Parity in play leads to parity in pay

When will they sign?

It’s the second half of January and baseball fans are still being subjected to the incessant teasing from MLB Network talking heads and baseball websites, not to mention the humming Twitter accounts of scribes Jon Heyman and Ken Rosenthal, wondering where the two superstar free agents, Manny Machado and Bryce Harper, will play their home games this year.

The Ringer’s Ben Lindbergh recently called the process “disturbingly slow” and likened the glacial pace to the federal government’s partial shutdown.

Lindbergh’s right that something’s afoot. The most valuable free agent signing of the 2013-14 offseason that came after December, as calculated by Baseball-Reference.com, was reliever Grant Balfour. The following offseason, Max Scherzer, easily the most sought-after commodity, didn’t sign until Jan. 21. One year later, Alex Gordon and Chris Davis, the third- and fourth-most valuable on the board, both signed in January. Ditto with Jose Bautista and Edwin Encarnacion in 2016-17. Last offseason was downright extreme: Each of the top five players signed in the new year, with the second-most valuable, Jake Arrieta, not inking his contract until mid-March.

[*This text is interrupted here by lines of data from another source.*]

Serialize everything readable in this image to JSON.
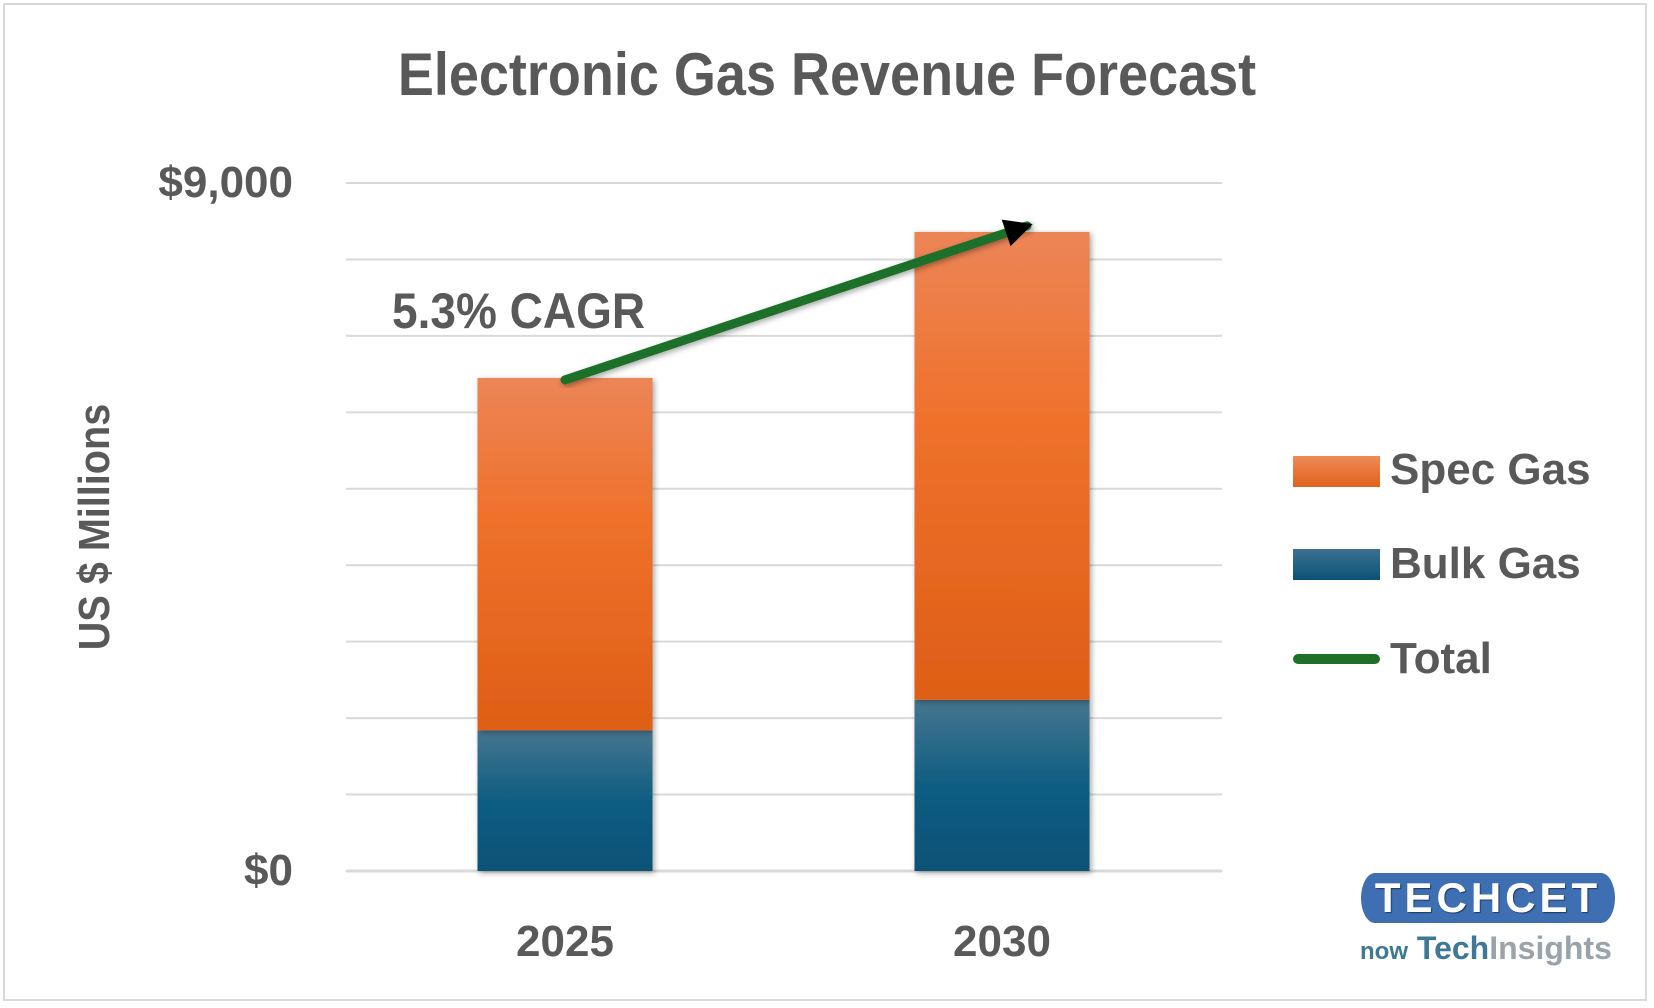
{
  "chart_data": {
    "type": "bar",
    "stacked": true,
    "title": "Electronic Gas Revenue Forecast",
    "xlabel": "",
    "ylabel": "US $ Millions",
    "categories": [
      "2025",
      "2030"
    ],
    "series": [
      {
        "name": "Bulk Gas",
        "values": [
          1840,
          2240
        ],
        "color": "#0f5a80"
      },
      {
        "name": "Spec Gas",
        "values": [
          4610,
          6120
        ],
        "color": "#ec6f2a"
      }
    ],
    "line_series": {
      "name": "Total",
      "values": [
        6450,
        8360
      ],
      "color": "#1e7029"
    },
    "ylim": [
      0,
      9000
    ],
    "ytick_labels": [
      "$0",
      "$9,000"
    ],
    "grid_step": 1000,
    "grid": true,
    "legend_position": "right",
    "annotation": "5.3% CAGR"
  },
  "logo": {
    "main": "TECHCET",
    "now": "now",
    "tech": "Tech",
    "insights": "Insights"
  }
}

The delaying of most free agent signings isn’t necessarily synonymous with owners being cheap. Back in December, the Nationals handed $140 million and six years to Patrick Corbin, who, before enjoying a breakout 2018 season, had been a modestly above-average starting pitcher.

But does it really matter to fans if a player signs with their favorite club while Christmas shopping online or out to see the groundhog?

Even after ESPN’s Buster Olney reported on Jan. 16 that the Chicago White Sox offered Machado “only” $175 million over seven years, it strains credulity to believe he and Harper (or even lesser stars like Dallas Keuchel, AJ Pollack, and Craig Kimbrel) will be unemployed on opening day. The signing franchises will treat themselves to a flashy press conference and see a bump in ticket sales and advertising dollars.

No, the danger for fans — and the sport — is what transpires after the 2021 season, when the current collective bargaining agreement between the players and owners expires.

Lindbergh noted that, even as profits have soared, the average big-league salary sank in 2018 for the first time since 2004, a wake-up call for the players’ union.

“The slow free agent market is only a symptom,” observed Baseball Prospectus writer Russell Carleton. “This is really about whether players believe that they are receiving a large enough share of MLB’s revenues.”

Former San Francisco Giants and Kansas City Royals reliever and now-Yeshiva University professor Bob Tufts acknowledged that players are unhappy,but he downplayed the immediate concern. “Now the issue is about being selective with free agents, especially those above 30 years old. I will worry when all contracts offered are three years or less, as in the 1980s collusion era.”

According to Kennesaw State University economist and The Baseball Economist author J.C. Bradbury, “I think it has more to do with players contributing less to financial success.”

Bradbury is hitting on an additional problem, namely the consequences of revenue sharing, which had been advanced as a means of fostering “competitive balance” across the league, where parity would be championed. But it has altered the economics of the game in a way that doesn’t benefit labor.

“Even though MLB revenues have been growing, a smaller share has been going to the players,” he said. “When more revenue is shared equally, individual players are less able to enhance their value through winning. So while revenue is up, it’s mostly independent of individual player value.”

Carleton added, “MLB added a luxury tax which was explicitly designed to dis-incentivize teams at the top of the revenue ladder from throwing money at their problems (and by extension at free agents). What exactly did people think was going to happen?”

An analyst who has consulted for multiple big-league teams agreed. “The more central and shared revenue you have, the less incentive there is to spend to win.”

So, need fans start to worry about a strike?

Because there’s considerable grumbling within the union ranks, Tufts said he thinks it’s likely its leadership will adopt a more aggressive negotiating strategy in 2021.

Bradbury concurred, but speculated this perception may ultimately stave off a lengthy work stoppage. “Angry players and high revenues may make owners more willing to capitulate if they think the lost games will cost them more money. The cost of a strike is now higher for owners.”

Jason Epstein is the president of Southfive Strategies, a boutique public policy and consulting firm.